The body is the territory where dress takes place and thus stems from its modalities of being-in-the-world such as the stereotypes and mythologies which arise from it. This thinking credits the Aristotelian notion that a requirement for the understanding and appreciation of art, and by extension dress, is an imaginative engagement with the piece. In doing so, the objects of art or dress train our emotions to respond to this simulacra in a ‘correct’ way, by activating our moral and ethical understanding. The hoodie and its blurring of boundaries alludes to the significance of the corporeal imaginary in this self-construction and social construction. I take the imaginary to mean the projection of both individual identities we seek to embody and Appadurai’s community based view which is described as, “an active productive force and a social fact.” Following this concept of corporeal imagination, the culmination of my thesis points to the way that bodies in hoodies are excessively politicised as a result of a communal imagination, which is a symptom of the way bodies inhabit a hoodie in space.
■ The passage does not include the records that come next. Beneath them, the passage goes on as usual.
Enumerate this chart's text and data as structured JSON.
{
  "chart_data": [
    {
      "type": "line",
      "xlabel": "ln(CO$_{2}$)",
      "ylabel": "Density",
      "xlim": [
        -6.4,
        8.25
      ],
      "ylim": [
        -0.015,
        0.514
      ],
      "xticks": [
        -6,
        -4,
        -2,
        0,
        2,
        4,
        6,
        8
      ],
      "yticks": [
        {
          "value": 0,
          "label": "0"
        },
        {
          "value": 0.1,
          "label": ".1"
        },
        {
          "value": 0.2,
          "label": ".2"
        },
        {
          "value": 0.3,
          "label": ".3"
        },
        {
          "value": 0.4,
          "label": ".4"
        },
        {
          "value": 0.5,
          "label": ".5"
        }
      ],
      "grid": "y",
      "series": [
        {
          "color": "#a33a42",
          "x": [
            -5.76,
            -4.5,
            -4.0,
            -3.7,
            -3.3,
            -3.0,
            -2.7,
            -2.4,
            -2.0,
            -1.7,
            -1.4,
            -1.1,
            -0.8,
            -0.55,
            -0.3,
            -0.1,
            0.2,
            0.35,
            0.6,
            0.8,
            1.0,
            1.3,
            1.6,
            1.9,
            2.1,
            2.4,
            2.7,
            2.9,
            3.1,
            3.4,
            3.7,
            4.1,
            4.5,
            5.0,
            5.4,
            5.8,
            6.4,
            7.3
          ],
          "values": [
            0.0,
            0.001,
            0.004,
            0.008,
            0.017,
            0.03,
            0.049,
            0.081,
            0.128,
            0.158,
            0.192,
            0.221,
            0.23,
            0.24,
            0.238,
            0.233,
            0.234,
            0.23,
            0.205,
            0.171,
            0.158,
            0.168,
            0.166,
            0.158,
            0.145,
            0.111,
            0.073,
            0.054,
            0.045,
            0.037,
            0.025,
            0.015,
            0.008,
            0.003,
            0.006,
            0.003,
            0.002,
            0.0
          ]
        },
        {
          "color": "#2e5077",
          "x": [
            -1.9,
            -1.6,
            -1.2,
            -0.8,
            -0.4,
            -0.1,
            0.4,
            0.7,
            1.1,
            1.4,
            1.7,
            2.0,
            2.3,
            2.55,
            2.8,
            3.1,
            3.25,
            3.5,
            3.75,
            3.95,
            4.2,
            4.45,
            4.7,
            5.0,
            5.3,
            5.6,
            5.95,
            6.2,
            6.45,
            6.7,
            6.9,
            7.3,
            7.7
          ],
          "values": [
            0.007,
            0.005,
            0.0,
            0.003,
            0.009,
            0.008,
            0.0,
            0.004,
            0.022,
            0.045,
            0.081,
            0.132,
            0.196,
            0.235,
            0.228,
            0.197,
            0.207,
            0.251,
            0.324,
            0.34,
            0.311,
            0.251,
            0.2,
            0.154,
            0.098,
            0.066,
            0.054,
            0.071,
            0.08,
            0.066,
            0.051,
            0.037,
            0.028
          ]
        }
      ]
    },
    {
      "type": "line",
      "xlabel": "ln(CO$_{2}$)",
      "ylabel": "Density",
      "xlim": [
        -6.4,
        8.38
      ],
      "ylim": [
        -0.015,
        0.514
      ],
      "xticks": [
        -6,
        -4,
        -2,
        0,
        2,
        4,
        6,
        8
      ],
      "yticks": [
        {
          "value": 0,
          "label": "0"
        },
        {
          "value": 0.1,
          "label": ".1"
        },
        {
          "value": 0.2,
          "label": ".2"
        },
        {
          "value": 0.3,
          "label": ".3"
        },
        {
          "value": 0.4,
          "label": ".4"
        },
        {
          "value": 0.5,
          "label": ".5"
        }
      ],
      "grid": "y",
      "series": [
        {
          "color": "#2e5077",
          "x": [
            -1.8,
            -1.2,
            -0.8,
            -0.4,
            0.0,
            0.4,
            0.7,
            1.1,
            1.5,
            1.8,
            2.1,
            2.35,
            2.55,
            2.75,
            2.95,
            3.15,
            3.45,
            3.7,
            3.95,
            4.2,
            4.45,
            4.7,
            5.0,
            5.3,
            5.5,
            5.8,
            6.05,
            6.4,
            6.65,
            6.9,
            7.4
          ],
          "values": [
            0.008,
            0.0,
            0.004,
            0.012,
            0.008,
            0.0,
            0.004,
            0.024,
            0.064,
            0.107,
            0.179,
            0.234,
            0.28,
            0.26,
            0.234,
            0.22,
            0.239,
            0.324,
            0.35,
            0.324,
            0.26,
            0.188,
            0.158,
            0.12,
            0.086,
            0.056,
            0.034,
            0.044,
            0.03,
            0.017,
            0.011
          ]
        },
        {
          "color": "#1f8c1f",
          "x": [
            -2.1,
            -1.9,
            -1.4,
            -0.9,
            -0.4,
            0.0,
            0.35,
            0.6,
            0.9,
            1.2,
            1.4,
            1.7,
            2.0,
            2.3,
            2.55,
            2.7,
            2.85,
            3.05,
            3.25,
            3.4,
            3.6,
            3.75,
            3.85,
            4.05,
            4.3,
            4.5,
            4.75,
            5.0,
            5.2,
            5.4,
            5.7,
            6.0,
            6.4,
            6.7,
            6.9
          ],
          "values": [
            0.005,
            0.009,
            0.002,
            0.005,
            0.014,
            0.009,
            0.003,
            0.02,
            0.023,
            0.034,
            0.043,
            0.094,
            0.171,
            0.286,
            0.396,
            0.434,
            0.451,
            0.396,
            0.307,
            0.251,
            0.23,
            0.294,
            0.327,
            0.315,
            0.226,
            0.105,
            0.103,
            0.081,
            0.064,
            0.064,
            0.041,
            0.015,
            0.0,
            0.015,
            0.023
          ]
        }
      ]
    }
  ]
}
In answering the question I presented to myself at the beginning of this essay, we've seen how the body is not genuinely restricted by its physicality, but by the process of dressing that develops increased meaning throughout an imagined normative framework. Furthermore, we investigated how and why hooded bodies are intricately yet unnecessarily linked to political interactions. Finally, when wearing a hoodie, one is characterised by a shared experience, ultimately defined by what I call the corporeal imagination. To resist hoodie stigmatisation by the corporeal imagination, an additional effort of identifying one's position as a body within oneself is required, an effort that extends to the entirety of our societal behaviours.